The code used to create this error can be found here:
atomicAddTest.cpp.txt
The accompanying log can be found here:
log.txt
Edit:
Loaded Modules:
Test System:
I have not had a look at your code but my first thought is that you might have used a type that is not supported with CUDA atomic ops. CPU atomic ops are supported for many (if not all) types. Which type do you use?
My code uses atomic add with uint64_t values.
Ah, that's an odd problem deeply rooted in the C (!) type system.
CUDA provides atomic (add) functions for (unsigned) int and long long (int), which we implement.
C defines the following fundamental integer types (signed for sake of simplicity):
shortintlonglong longthese are the fundamental types, all others such as uint64_t are aliases of those.
Now on most x86 systems, such as yours, long and long long implement the same precision. Yet, they are not identical types nor are they aliases of each other.
Now things get weird, because:
uint64_t is an alias of unsigned long int on your systemunsigned long long int which we overloadunsigned long int is the same implementation as a unsigned long long intIn order to make this more comfortable for you, we should overload all fundamental types in our atomic functions and reinterpret_cast when allowed. I did something very similar recently in https://github.com/openPMD/openPMD-api/pull/337
Short-term work-around for users: use unsigned long long instead of uint64_t.
(Yes, that's sad but at least in actual data models of implementations always a 64bit uint).
Mind-blown? At least I was. Play around here: https://cuda.godbolt.org/z/DQyfge
#include <type_traits>
#include <cstdint>
// fundamental types are distinct
static_assert(std::is_same<unsigned long long int, unsigned long int>::value); // Nope
// yet might implement the same precision (and arithmetics)
static_assert(sizeof(unsigned long long int) == sizeof(unsigned long int)); // OK
// all other types we love are just aliases of these fundamental types
static_assert(std::is_same<unsigned long int, uint64_t>::value); // OK
static_assert(std::is_same<unsigned long long int, uint64_t>::value); // Nope
We may not need to use overly specific types that depend on the platform. We should be able to use SFINAE and use std::enable_if<std::is_integral<T>::value && std::is_unsigned<T>::value && sizeof(T) == 8>::value and a reinterpret_cast.
We had ticket #614 that asked for a better compiler error for such unsupported atomic type compilation errors. Within the ticket I only impemented error messages only for the cases where the operation is not supported due to too old sm. I think this user issue is a good reason to add a better error message for the cases where CUDA does not support the type.
I would not really say that this is a bug, it is more like a feature request. Furthermore, I do not think that we should backport every such enhancement to 0.3.4. It is already hard to create those backports. We should create a 0.4.0 release directly after releasing 0.3.4.

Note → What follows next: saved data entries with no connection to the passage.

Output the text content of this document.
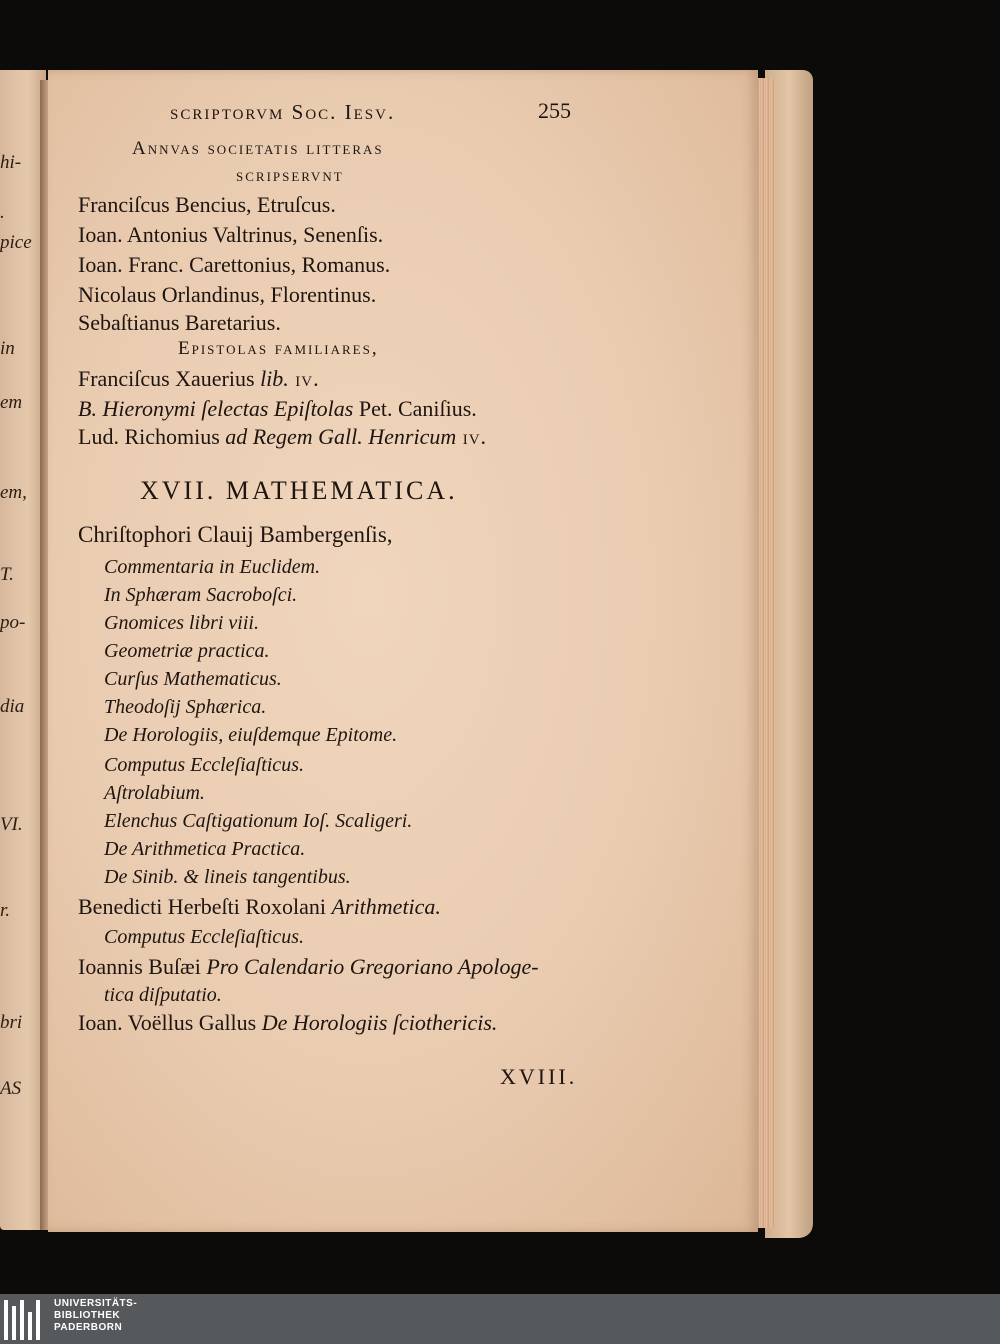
hi-
.
pice
in
em
em,
T.
po-
dia
VI.
r.
bri
AS
scriptorvm Soc. Iesv.	255
Annvas societatis litteras
scripservnt
Franciſcus Bencius, Etruſcus.
Ioan. Antonius Valtrinus, Senenſis.
Ioan. Franc. Carettonius, Romanus.
Nicolaus Orlandinus, Florentinus.
Sebaſtianus Baretarius.
Epistolas familiares,
Franciſcus Xauerius lib. iv.
B. Hieronymi ſelectas Epiſtolas Pet. Caniſius.
Lud. Richomius ad Regem Gall. Henricum iv.
XVII. MATHEMATICA.
Chriſtophori Clauij Bambergenſis,
Commentaria in Euclidem.
In Sphæram Sacroboſci.
Gnomices libri viii.
Geometriæ practica.
Curſus Mathematicus.
Theodoſij Sphærica.
De Horologiis, eiuſdemque Epitome.
Computus Eccleſiaſticus.
Aſtrolabium.
Elenchus Caſtigationum Ioſ. Scaligeri.
De Arithmetica Practica.
De Sinib. & lineis tangentibus.
Benedicti Herbeſti Roxolani Arithmetica.
Computus Eccleſiaſticus.
Ioannis Buſæi Pro Calendario Gregoriano Apologe-
tica diſputatio.
Ioan. Voëllus Gallus De Horologiis ſciothericis.
XVIII.
UNIVERSITÄTS-
BIBLIOTHEK
PADERBORN
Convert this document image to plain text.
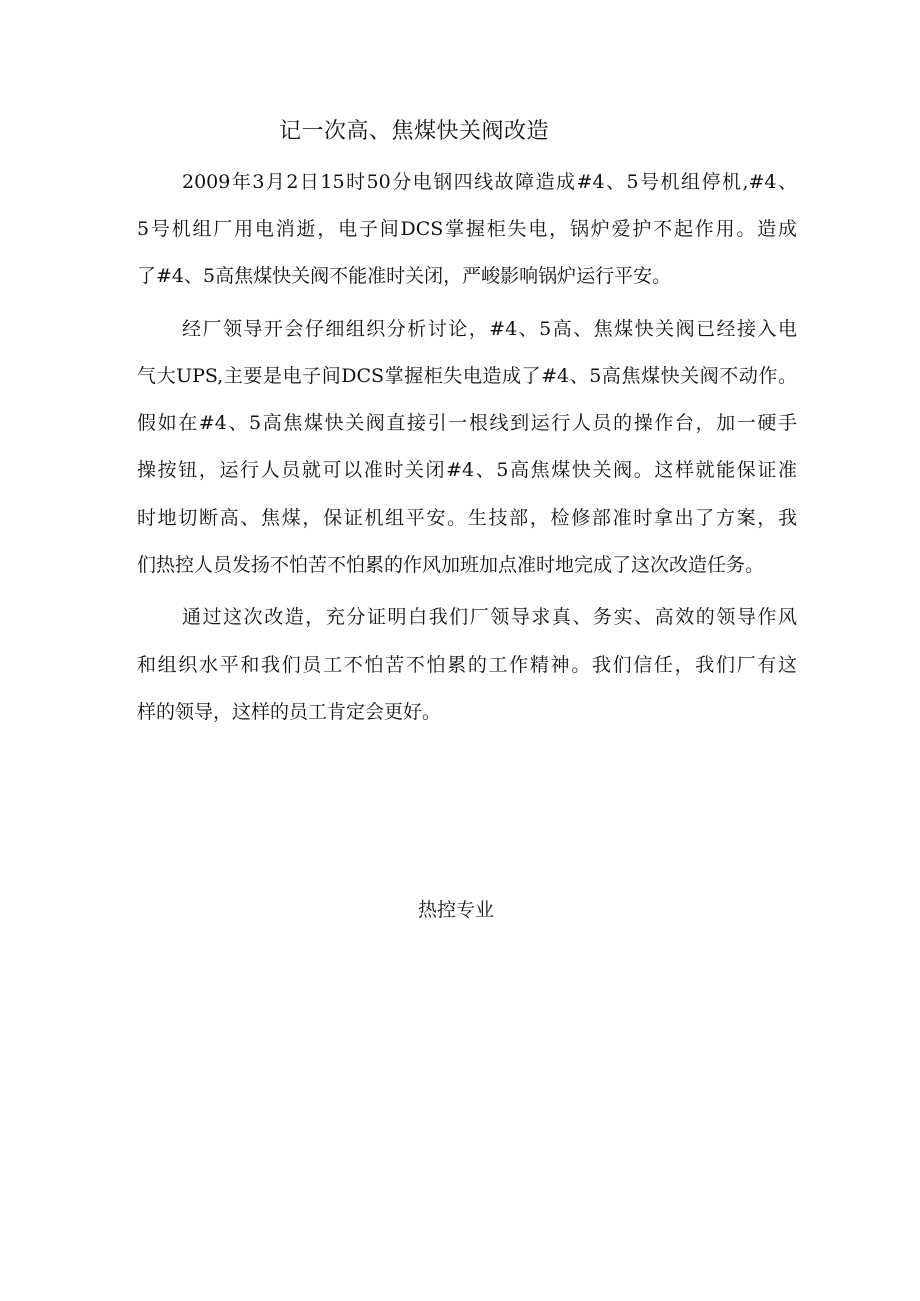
记一次高、焦煤快关阀改造
2009年3月2日15时50分电钢四线故障造成#4、5号机组停机,#4、
5号机组厂用电消逝，电子间DCS掌握柜失电，锅炉爱护不起作用。造成
了#4、5高焦煤快关阀不能准时关闭，严峻影响锅炉运行平安。
经厂领导开会仔细组织分析讨论，#4、5高、焦煤快关阀已经接入电
气大UPS,主要是电子间DCS掌握柜失电造成了#4、5高焦煤快关阀不动作。
假如在#4、5高焦煤快关阀直接引一根线到运行人员的操作台，加一硬手
操按钮，运行人员就可以准时关闭#4、5高焦煤快关阀。这样就能保证准
时地切断高、焦煤，保证机组平安。生技部，检修部准时拿出了方案，我
们热控人员发扬不怕苦不怕累的作风加班加点准时地完成了这次改造任务。
通过这次改造，充分证明白我们厂领导求真、务实、高效的领导作风
和组织水平和我们员工不怕苦不怕累的工作精神。我们信任，我们厂有这
样的领导，这样的员工肯定会更好。
热控专业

With #676 the error should not look so cryptic.
I agree with the approach for the enable_if.
We may not need to use overly specific types that depend on the platform.
Just to be precise, there are no platform specific types, only platform specific type aliases. If we allow in our API all fundamental int/float types and static_assert the ones not matching the "concept" check we are good to go, as you described.

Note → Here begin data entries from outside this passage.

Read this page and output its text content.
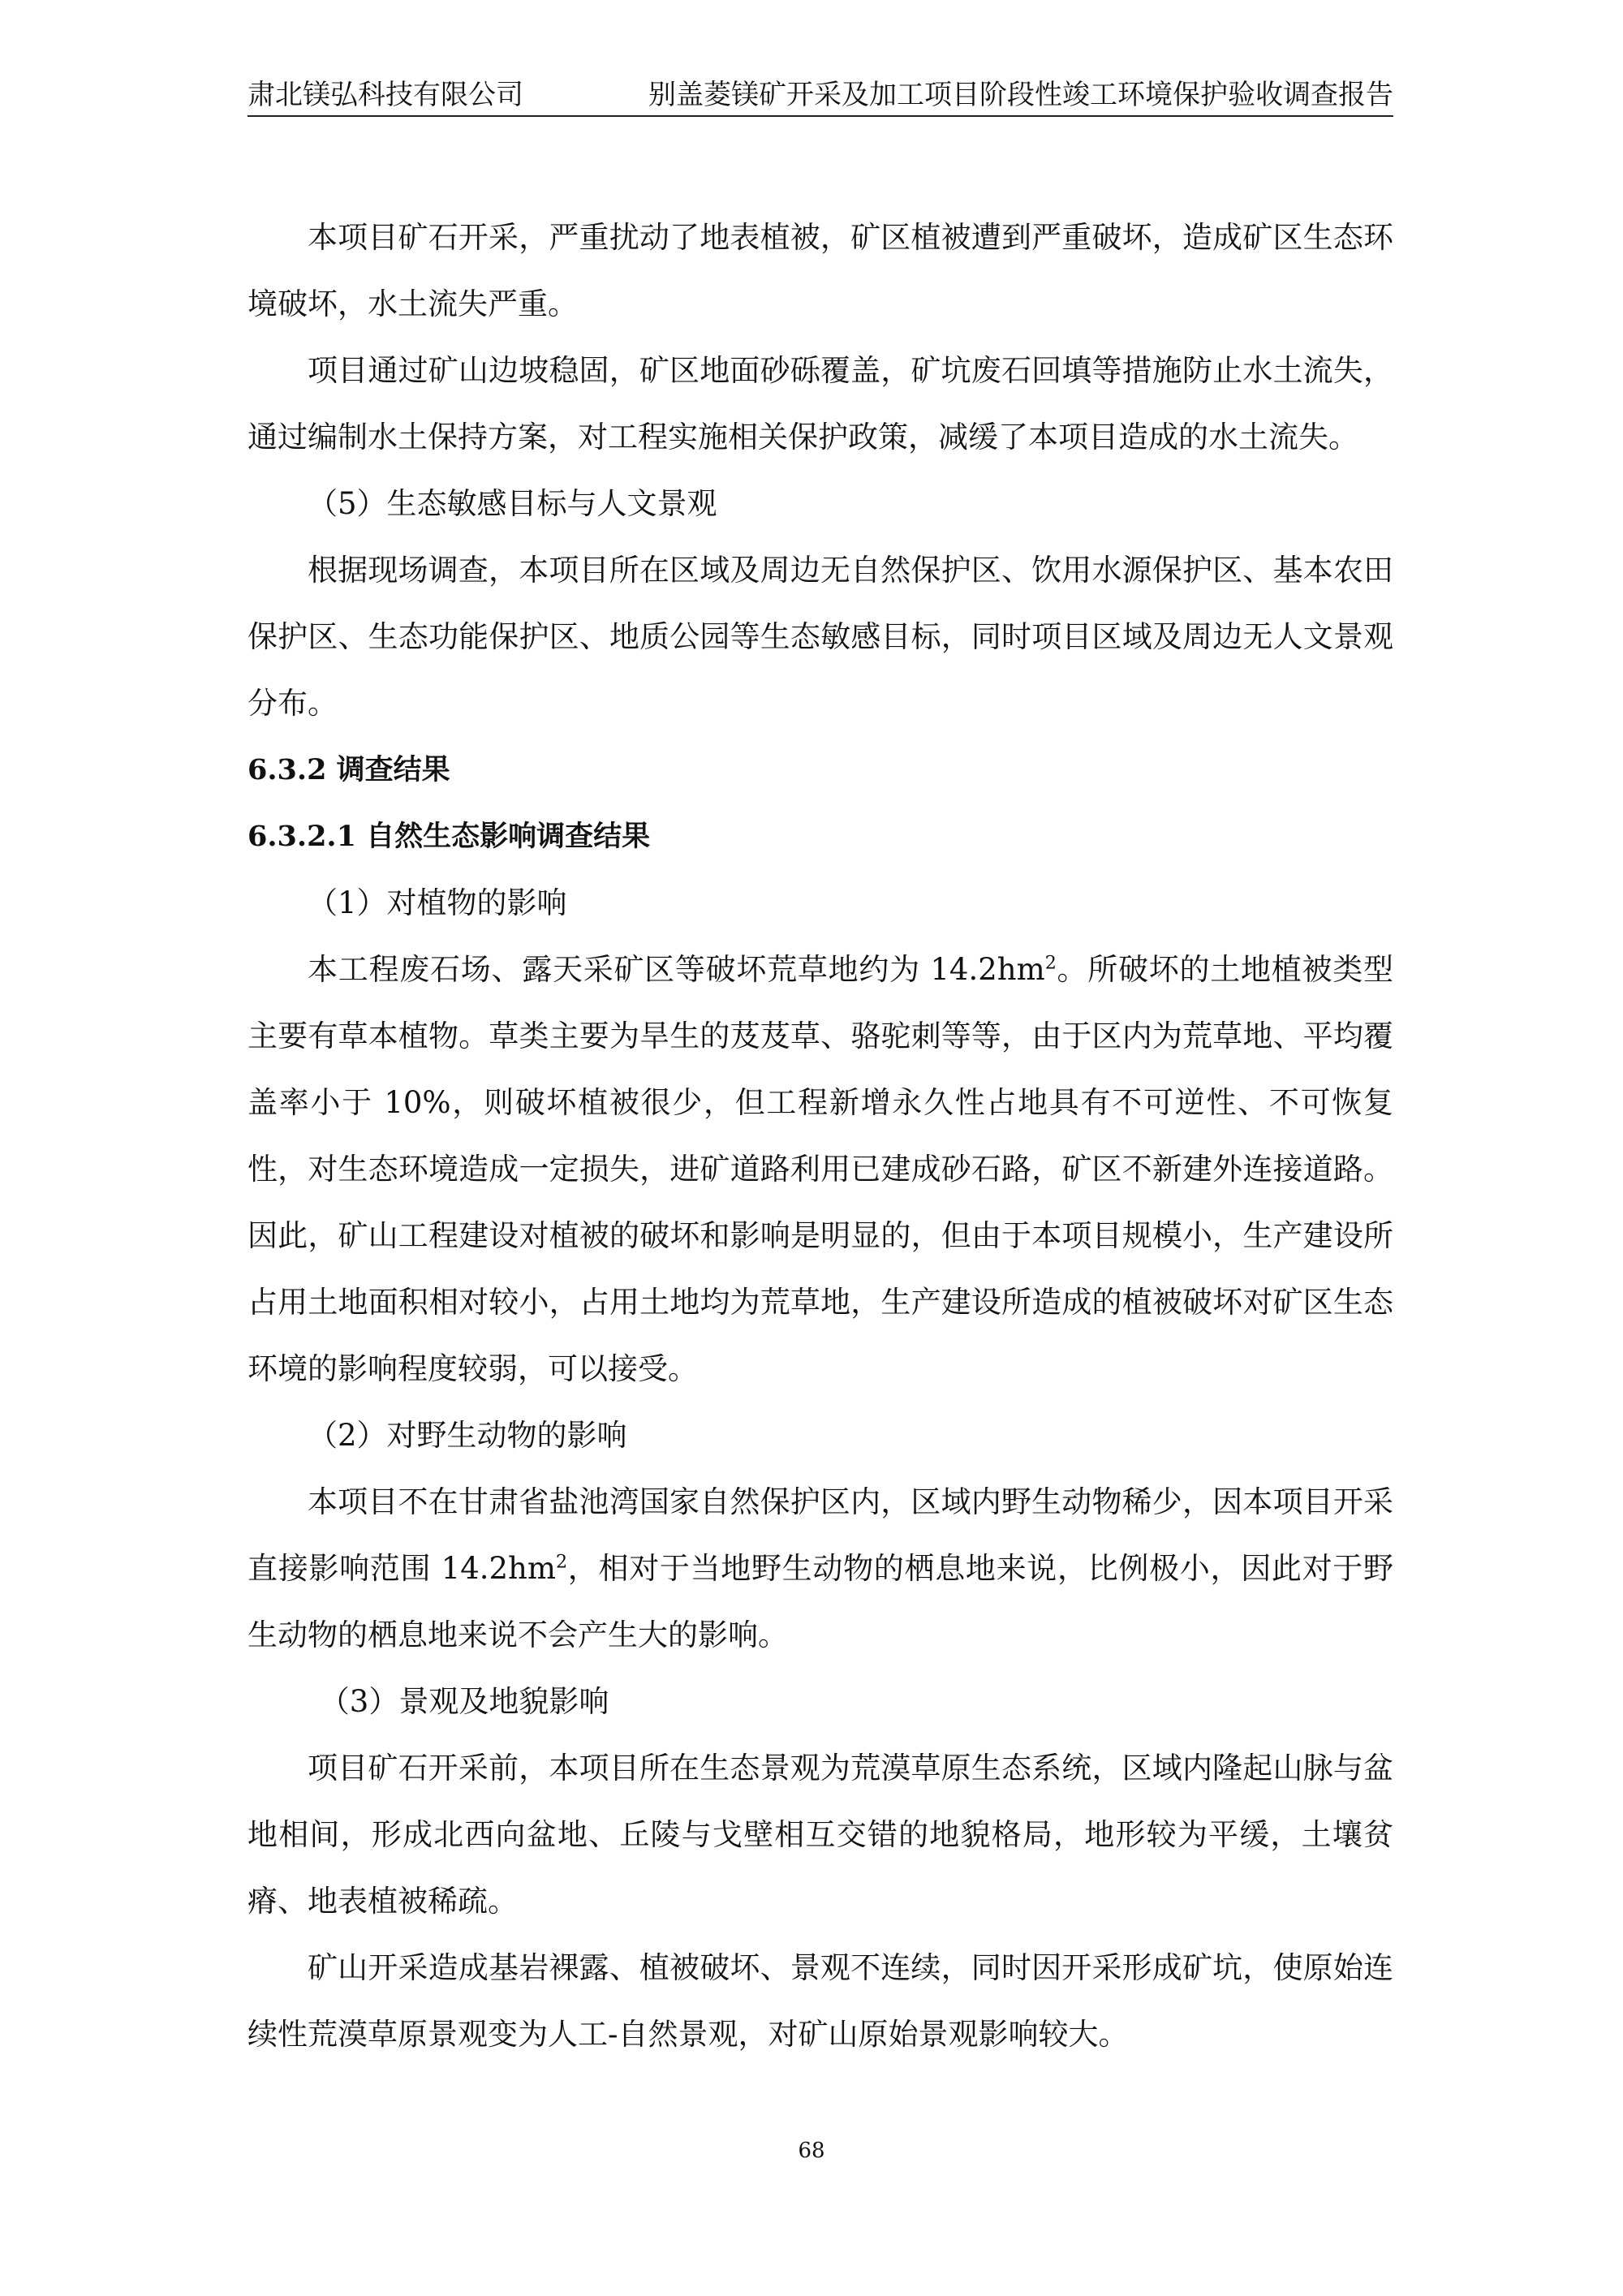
肃北镁弘科技有限公司	别盖菱镁矿开采及加工项目阶段性竣工环境保护验收调查报告

本项目矿石开采，严重扰动了地表植被，矿区植被遭到严重破坏，造成矿区生态环境破坏，水土流失严重。

项目通过矿山边坡稳固，矿区地面砂砾覆盖，矿坑废石回填等措施防止水土流失，通过编制水土保持方案，对工程实施相关保护政策，减缓了本项目造成的水土流失。

（5）生态敏感目标与人文景观

根据现场调查，本项目所在区域及周边无自然保护区、饮用水源保护区、基本农田保护区、生态功能保护区、地质公园等生态敏感目标，同时项目区域及周边无人文景观分布。

6.3.2 调查结果

6.3.2.1 自然生态影响调查结果

（1）对植物的影响

本工程废石场、露天采矿区等破坏荒草地约为 $14.2hm^2$。所破坏的土地植被类型主要有草本植物。草类主要为旱生的芨芨草、骆驼刺等等，由于区内为荒草地、平均覆盖率小于 10%，则破坏植被很少，但工程新增永久性占地具有不可逆性、不可恢复性，对生态环境造成一定损失，进矿道路利用已建成砂石路，矿区不新建外连接道路。因此，矿山工程建设对植被的破坏和影响是明显的，但由于本项目规模小，生产建设所占用土地面积相对较小，占用土地均为荒草地，生产建设所造成的植被破坏对矿区生态环境的影响程度较弱，可以接受。

（2）对野生动物的影响

本项目不在甘肃省盐池湾国家自然保护区内，区域内野生动物稀少，因本项目开采直接影响范围 $14.2hm^2$，相对于当地野生动物的栖息地来说，比例极小，因此对于野生动物的栖息地来说不会产生大的影响。

（3）景观及地貌影响

项目矿石开采前，本项目所在生态景观为荒漠草原生态系统，区域内隆起山脉与盆地相间，形成北西向盆地、丘陵与戈壁相互交错的地貌格局，地形较为平缓，土壤贫瘠、地表植被稀疏。

矿山开采造成基岩裸露、植被破坏、景观不连续，同时因开采形成矿坑，使原始连续性荒漠草原景观变为人工-自然景观，对矿山原始景观影响较大。

68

I do not think that we should backport every such enhancement to 0.3.4
I know, but that's a bug so it needs to be at least documented for this version. We don't need it in the latest PIConGPU stable right now, so we don't backport it.
What I did: I just added it to the project "0.3.4" and moved it directly to column "skipped". We are using the project tab as a "known issues" list for such reports, in case one would hit/need it later on. It just documents our workflow and downstream issue triage.
Thanks for clearing that up! The code works now with unsigned long long.